While storing chemicals (either onboard or in a workplace) may seem like a minor issue, the reality is it can lead to catastrophic outcomes!
There are specific requirements in relation to handling and storing chemicals. Many chemicals are fine to be stored next to each other, but some are not.
Some chemicals when stored together have the potential to present major hazards including explosion, fire, corrosive actions, etc.
Handling some chemicals can present potential health hazards ranging from minor skin irritations to sever buns, respiratory problems and many other health hazards.
In the workplace it’s easy to have a n approved flammable liquid storage cabinet but onboard vessels (depending on the vessels size) can be difficult. No matter whether onshore or onboard it’s important to identify flammable liquids correctly using a sign like below.
Other chemicals have labels specific to the potential hazard they present, e.g., Corrosive, Oxidizing, etc.
Safety Data Sheets (SDS) (previously called Material Safety Data Sheets (MSDS)
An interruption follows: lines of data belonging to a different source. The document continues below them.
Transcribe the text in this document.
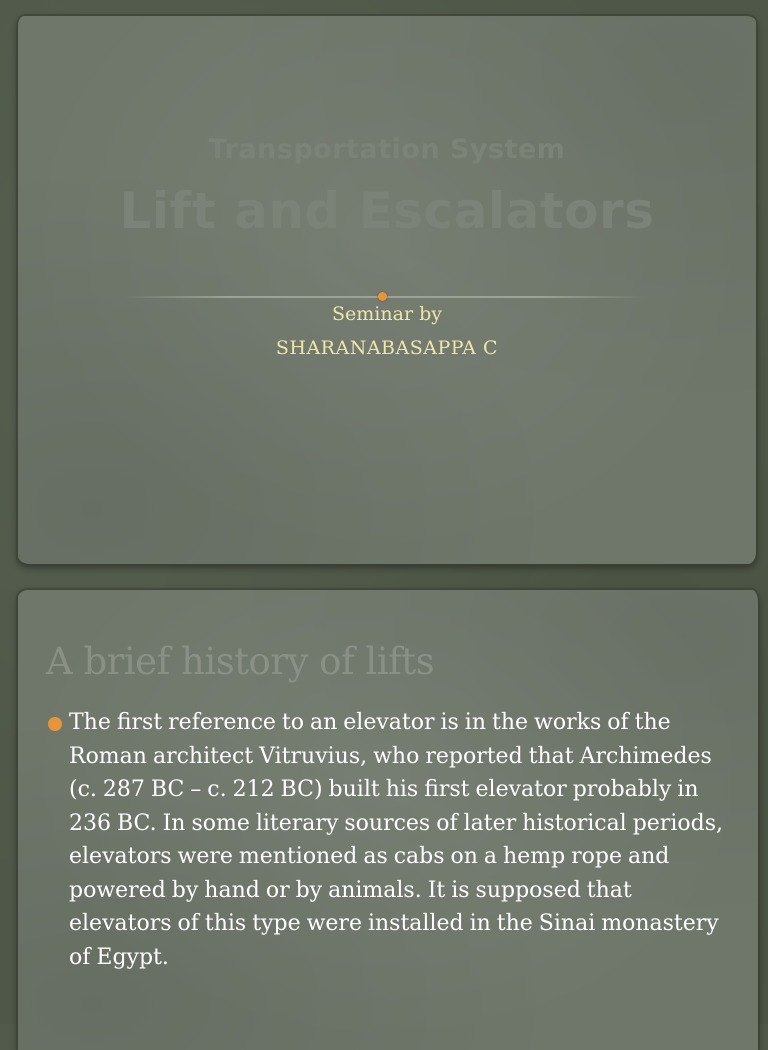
Transportation System
Lift and Escalators
Seminar by
SHARANABASAPPA C
A brief history of lifts
The first reference to an elevator is in the works of the Roman architect Vitruvius, who reported that Archimedes (c. 287 BC – c. 212 BC) built his first elevator probably in 236 BC. In some literary sources of later historical periods, elevators were mentioned as cabs on a hemp rope and powered by hand or by animals. It is supposed that elevators of this type were installed in the Sinai monastery of Egypt.
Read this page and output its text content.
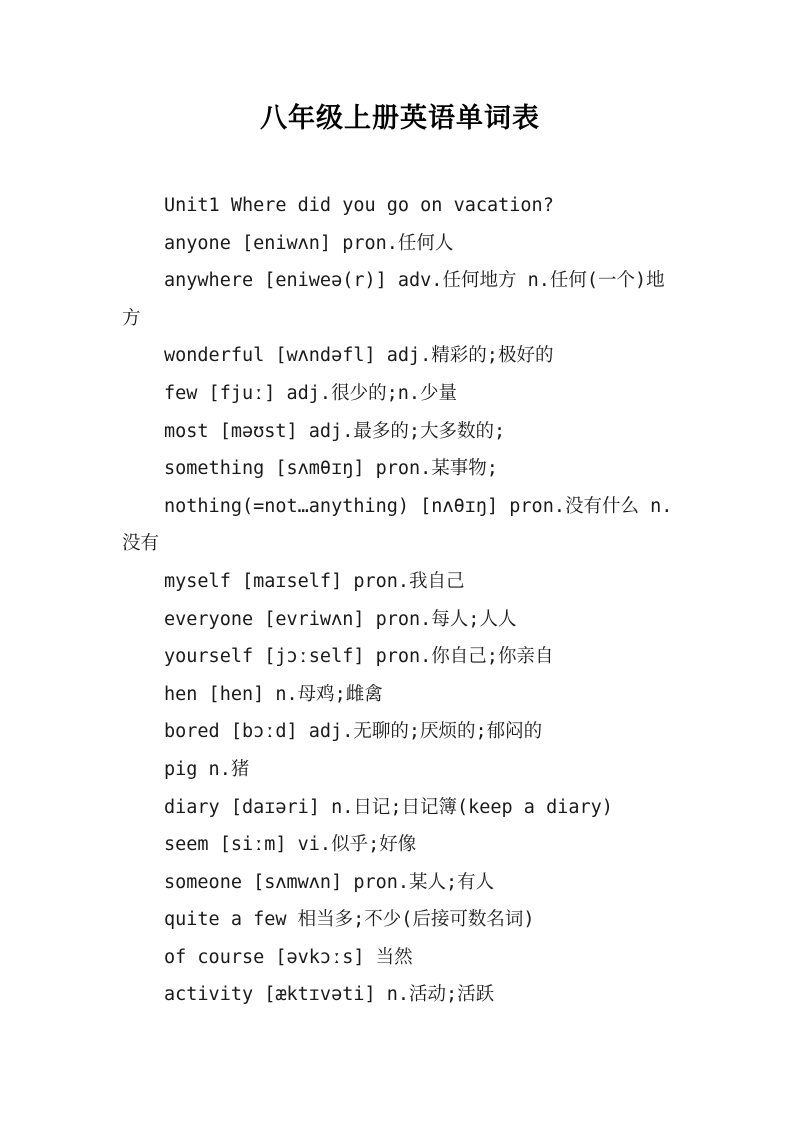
八年级上册英语单词表
Unit1 Where did you go on vacation?
anyone [eniwʌn] pron.任何人
anywhere [eniweə(r)] adv.任何地方 n.任何(一个)地
方
wonderful [wʌndəfl] adj.精彩的;极好的
few [fjuː] adj.很少的;n.少量
most [məʊst] adj.最多的;大多数的;
something [sʌmθɪŋ] pron.某事物;
nothing(=not…anything) [nʌθɪŋ] pron.没有什么 n.
没有
myself [maɪself] pron.我自己
everyone [evriwʌn] pron.每人;人人
yourself [jɔːself] pron.你自己;你亲自
hen [hen] n.母鸡;雌禽
bored [bɔːd] adj.无聊的;厌烦的;郁闷的
pig n.猪
diary [daɪəri] n.日记;日记簿(keep a diary)
seem [siːm] vi.似乎;好像
someone [sʌmwʌn] pron.某人;有人
quite a few 相当多;不少(后接可数名词)
of course [əvkɔːs] 当然
activity [æktɪvəti] n.活动;活跃
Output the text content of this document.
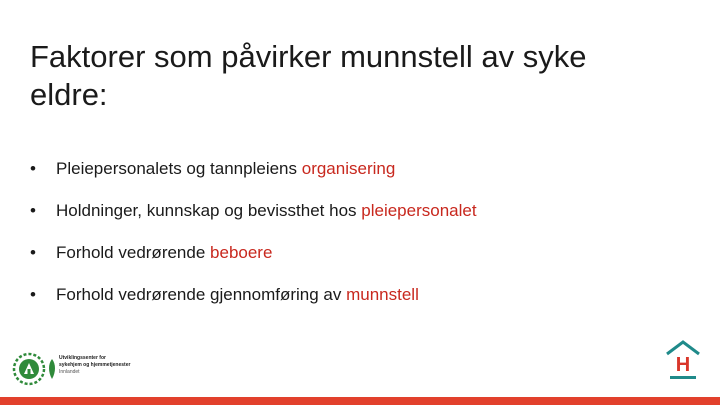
Faktorer som påvirker munnstell av syke eldre:
• Pleiepersonalets og tannpleiens organisering
• Holdninger, kunnskap og bevissthet hos pleiepersonalet
• Forhold vedrørende beboere
• Forhold vedrørende gjennomføring av munnstell
Utviklingssenter for
sykehjem og hjemmetjenester
Innlandet	H
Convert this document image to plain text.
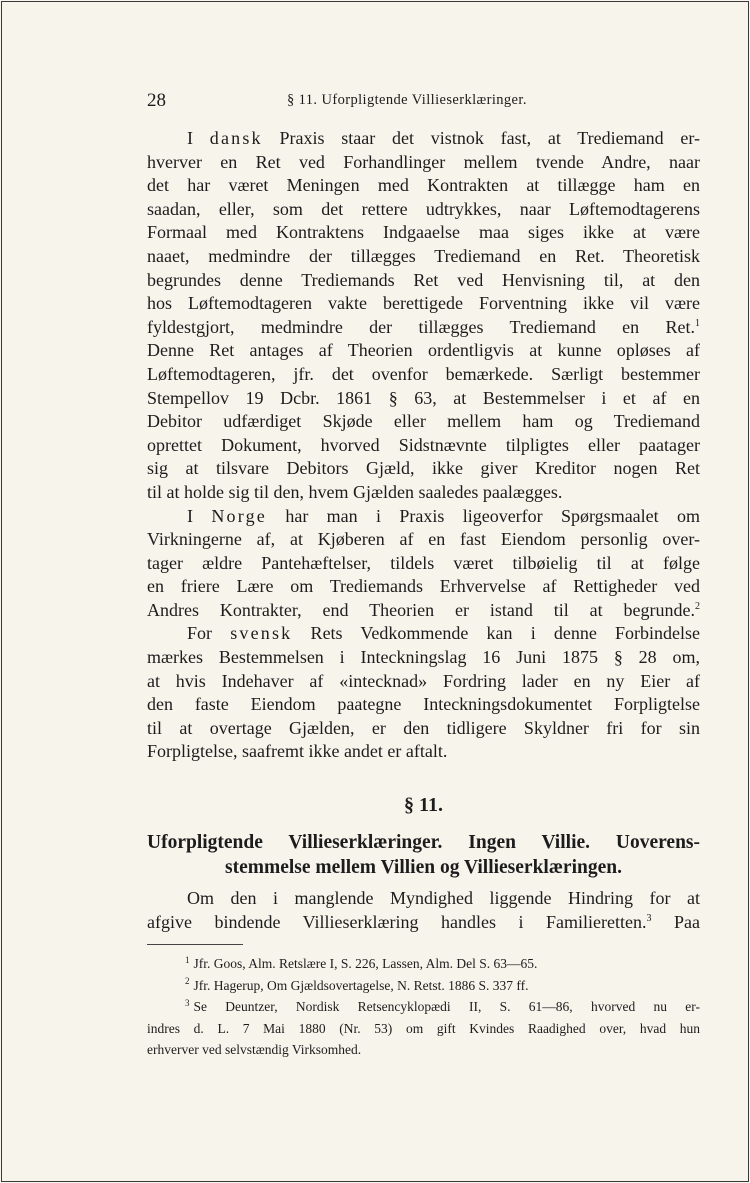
28	§ 11. Uforpligtende Villieserklæringer.
I dansk Praxis staar det vistnok fast, at Trediemand er-
hverver en Ret ved Forhandlinger mellem tvende Andre, naar
det har været Meningen med Kontrakten at tillægge ham en
saadan, eller, som det rettere udtrykkes, naar Løftemodtagerens
Formaal med Kontraktens Indgaaelse maa siges ikke at være
naaet, medmindre der tillægges Trediemand en Ret. Theoretisk
begrundes denne Trediemands Ret ved Henvisning til, at den
hos Løftemodtageren vakte berettigede Forventning ikke vil være
fyldestgjort, medmindre der tillægges Trediemand en Ret.$^1$
Denne Ret antages af Theorien ordentligvis at kunne opløses af
Løftemodtageren, jfr. det ovenfor bemærkede. Særligt bestemmer
Stempellov 19 Dcbr. 1861 § 63, at Bestemmelser i et af en
Debitor udfærdiget Skjøde eller mellem ham og Trediemand
oprettet Dokument, hvorved Sidstnævnte tilpligtes eller paatager
sig at tilsvare Debitors Gjæld, ikke giver Kreditor nogen Ret
til at holde sig til den, hvem Gjælden saaledes paalægges.
I Norge har man i Praxis ligeoverfor Spørgsmaalet om
Virkningerne af, at Kjøberen af en fast Eiendom personlig over-
tager ældre Pantehæftelser, tildels været tilbøielig til at følge
en friere Lære om Trediemands Erhvervelse af Rettigheder ved
Andres Kontrakter, end Theorien er istand til at begrunde.$^2$
For svensk Rets Vedkommende kan i denne Forbindelse
mærkes Bestemmelsen i Inteckningslag 16 Juni 1875 § 28 om,
at hvis Indehaver af «intecknad» Fordring lader en ny Eier af
den faste Eiendom paategne Inteckningsdokumentet Forpligtelse
til at overtage Gjælden, er den tidligere Skyldner fri for sin
Forpligtelse, saafremt ikke andet er aftalt.
§ 11.
Uforpligtende Villieserklæringer. Ingen Villie. Uoverens-
stemmelse mellem Villien og Villieserklæringen.
Om den i manglende Myndighed liggende Hindring for at
afgive bindende Villieserklæring handles i Familieretten.$^3$ Paa
$^1$ Jfr. Goos, Alm. Retslære I, S. 226, Lassen, Alm. Del S. 63—65.
$^2$ Jfr. Hagerup, Om Gjældsovertagelse, N. Retst. 1886 S. 337 ff.
$^3$ Se Deuntzer, Nordisk Retsencyklopædi II, S. 61—86, hvorved nu er-
indres d. L. 7 Mai 1880 (Nr. 53) om gift Kvindes Raadighed over, hvad hun
erhverver ved selvstændig Virksomhed.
All chemicals used in the workplace (ashore or onboard) must have a SDS available for all crew and/or workers. The only exception is for domestic products bought of the shelf which are usually in small containers only, not 5 – 25 litres.
The SDS provides all the handling, storage, medical advice, PPE and potential hazards about the product in detail.
No matter what the chemical is, whether its and cleaning liquid, de greaser, fuel, etc. always check the SDS for any specific handling information. Identify what, if any PPE is required and do not at any time just go ahead and use chemicals that you are not familiar with or been instructed in their use.
Back too the SDS to check the storage requirements of each chemical and to identify if there are any specific requirements relative to that product.
Note that some chemicals can not be stored in close proximity to other specific chemical. Always check that you are not storing any “non-compatible” chemicals together.
The key recommendation for any hazardous chemicals and/or materials is to read the SDS and at a minimum check:
- Hazardous identification
- Potential health effects
- First Aid Measures
- Fire Fighting Measures
- Handling and Storage
- Toxicological information
By at least checking and following the above information you’ll eliminate potential hazards to yourself, others and the environment.
The best tip today is to identify what PPE is required and follow those recommendations to eliminate or at least minimise the risk of health hazards to yourself and others.
Don’t just think I’m only using this chemical for a couple of minutes, what’s the harm? The harm is that with some chemicals the potential for health related issues is immediate or close to it!